ANTON RIPPON reports on how a leading American sports franchise name is being forced to enter the 21st century
Super Bowl champions the Seattle Seahawks will line up against “Washington” in the coming season, as far as the Seattle Times, the only major print newspaper in the city, is concerned. They will no longer refer to Washington’s NFL franchise as the Redskins.
Actually, they are behind the times. Some 150 miles to the south (for a crow with stamina), in Portland, the Pacific Northwest’s other major daily, the Oregonian, banned the use of the name in the 1990s.
The name of the United States’ capital city’s football franchise that has become one of America’s great political footballs. Other titles such as the San Francisco Chronicle and the Kansas City Star have followed the Oregonian‘s lead since.
Now Don Shelton, the Seattle Times sports editor, has announced, “It’s time to ban the use of ‘Redskins’.” He called the nickname “absurd, offensive and outdated”.

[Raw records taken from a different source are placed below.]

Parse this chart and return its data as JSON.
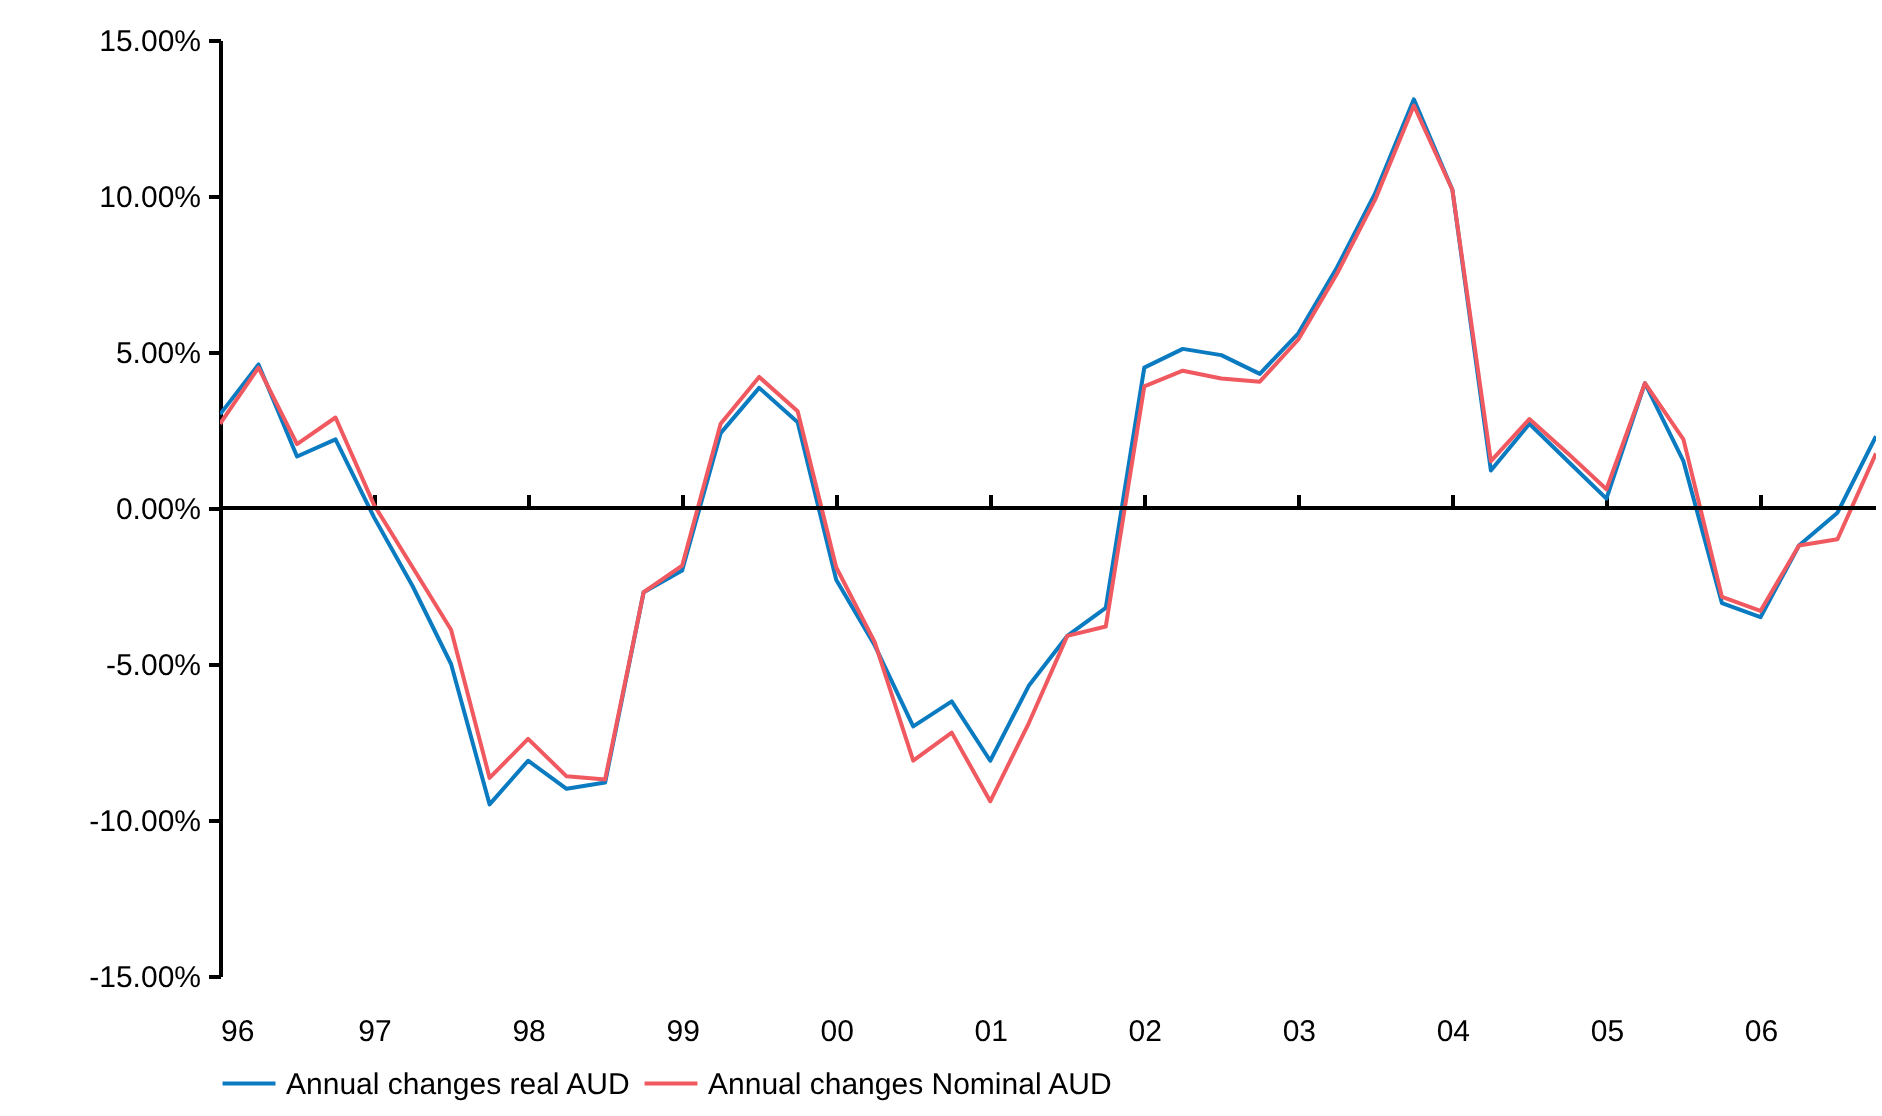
{
  "chart_data": {
    "type": "line",
    "x": [
      1996,
      1996.25,
      1996.5,
      1996.75,
      1997,
      1997.25,
      1997.5,
      1997.75,
      1998,
      1998.25,
      1998.5,
      1998.75,
      1999,
      1999.25,
      1999.5,
      1999.75,
      2000,
      2000.25,
      2000.5,
      2000.75,
      2001,
      2001.25,
      2001.5,
      2001.75,
      2002,
      2002.25,
      2002.5,
      2002.75,
      2003,
      2003.25,
      2003.5,
      2003.75,
      2004,
      2004.25,
      2004.5,
      2004.75,
      2005,
      2005.25,
      2005.5,
      2005.75,
      2006,
      2006.25,
      2006.5,
      2006.75
    ],
    "series": [
      {
        "name": "Annual changes real AUD",
        "color": "#0a7bc1",
        "values": [
          3.0,
          4.6,
          1.65,
          2.2,
          -0.3,
          -2.5,
          -5.0,
          -9.5,
          -8.1,
          -9.0,
          -8.8,
          -2.7,
          -2.0,
          2.4,
          3.85,
          2.75,
          -2.3,
          -4.4,
          -7.0,
          -6.2,
          -8.1,
          -5.7,
          -4.1,
          -3.2,
          4.5,
          5.1,
          4.9,
          4.3,
          5.6,
          7.7,
          10.1,
          13.1,
          10.2,
          1.2,
          2.7,
          1.5,
          0.3,
          4.0,
          1.5,
          -3.05,
          -3.5,
          -1.2,
          -0.15,
          2.3
        ]
      },
      {
        "name": "Annual changes Nominal AUD",
        "color": "#f0595f",
        "values": [
          2.7,
          4.5,
          2.05,
          2.9,
          0.1,
          -1.9,
          -3.9,
          -8.65,
          -7.4,
          -8.6,
          -8.7,
          -2.7,
          -1.85,
          2.7,
          4.2,
          3.1,
          -1.9,
          -4.3,
          -8.1,
          -7.2,
          -9.4,
          -6.9,
          -4.1,
          -3.8,
          3.9,
          4.4,
          4.15,
          4.05,
          5.4,
          7.5,
          9.9,
          12.9,
          10.2,
          1.5,
          2.85,
          1.75,
          0.6,
          4.0,
          2.2,
          -2.85,
          -3.3,
          -1.2,
          -1.0,
          1.75
        ]
      }
    ],
    "xlim": [
      1996,
      2006.75
    ],
    "xticks": [
      {
        "value": 1996,
        "label": "96"
      },
      {
        "value": 1997,
        "label": "97"
      },
      {
        "value": 1998,
        "label": "98"
      },
      {
        "value": 1999,
        "label": "99"
      },
      {
        "value": 2000,
        "label": "00"
      },
      {
        "value": 2001,
        "label": "01"
      },
      {
        "value": 2002,
        "label": "02"
      },
      {
        "value": 2003,
        "label": "03"
      },
      {
        "value": 2004,
        "label": "04"
      },
      {
        "value": 2005,
        "label": "05"
      },
      {
        "value": 2006,
        "label": "06"
      }
    ],
    "ylim": [
      -15,
      15
    ],
    "yticks": [
      {
        "value": -15,
        "label": "-15.00%"
      },
      {
        "value": -10,
        "label": "-10.00%"
      },
      {
        "value": -5,
        "label": "-5.00%"
      },
      {
        "value": 0,
        "label": "0.00%"
      },
      {
        "value": 5,
        "label": "5.00%"
      },
      {
        "value": 10,
        "label": "10.00%"
      },
      {
        "value": 15,
        "label": "15.00%"
      }
    ],
    "ref_lines": [
      {
        "axis": "y",
        "value": 0,
        "color": "#000000"
      }
    ],
    "grid": false,
    "legend": "bottom",
    "marker": "none"
  }
}
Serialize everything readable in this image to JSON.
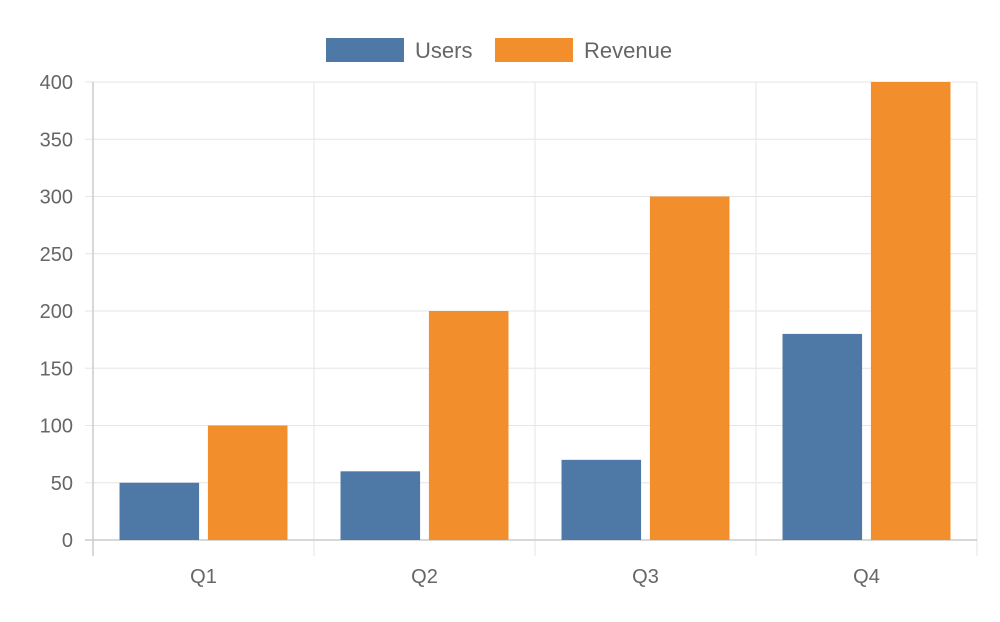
{
  "chart_data": {
    "type": "bar",
    "categories": [
      "Q1",
      "Q2",
      "Q3",
      "Q4"
    ],
    "series": [
      {
        "name": "Users",
        "values": [
          50,
          60,
          70,
          180
        ],
        "color": "#4e79a7"
      },
      {
        "name": "Revenue",
        "values": [
          100,
          200,
          300,
          400
        ],
        "color": "#f28e2b"
      }
    ],
    "ylim": [
      0,
      400
    ],
    "yticks": [
      0,
      50,
      100,
      150,
      200,
      250,
      300,
      350,
      400
    ],
    "legend": "top-center",
    "grid": true
  },
  "colors": {
    "grid": "#e6e6e6",
    "axis": "#cccccc",
    "text": "#666666"
  }
}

This week the Washington franchise lost a key legal battle when district judge Gerald Bruce Lee reaffirmed last year’s decision by the federal Trademark Trial and Appeal Board that the team’s name was offensive to Native Americans and therefore ineligible for federal trademark protection.
The franchise argued that the majority of Native Americans had no objection when trademarks were granted between 1967 and 1990. Judge Lee, though, questioned the choice in the first place, pointing out that, 70 years prior to the first registration of the team’s name, Webster’s Collegiate Dictionary of 1898 defined the word “redskin” as “often contemptuous”.
Last year Roger Goodell, the NFL Commissioner who grew up a Redskins fan, said: “If one person is offended, then we have to listen.”
The issue runs deep in American sport. George Preston Marshall, who ran the franchise from 1932 until his death in 1969, held out from signing a black player until 1962 when he was issued with an ultimatum – by, among others, Attorney General Robert Kennedy – that unless he did so, then the United States government would revoke the Redskins’ 30-year lease on the DC Stadium that had just been built and paid for with federal money.
Meanwhile, newspapers banning use of the “R” word – the cancellation of the trademark registration itself will not officially take place until the team has exhausted all appeals in the federal courts – is an interesting development. Some accuse the titles of double standards because they still openly refer to the Atlanta Braves, the Kansas City Chiefs and the Cleveland Indians.
Don Shelton refutes that. “Some argue that if you ban ‘Redskins’, you have to ban all other Native American mascots. I don’t agree.” He argued that other Native American nicknames “don’t generate the same visceral reaction”.
Sensitivities around symbols and avoiding any offence are possibly greater now than at any time in history. Given that, how long before one of Britain’s longest standing ice hockey teams, Streatham, which shares its nomenclature with Washington’s NFL franchise, has to reconsider the way it is branded?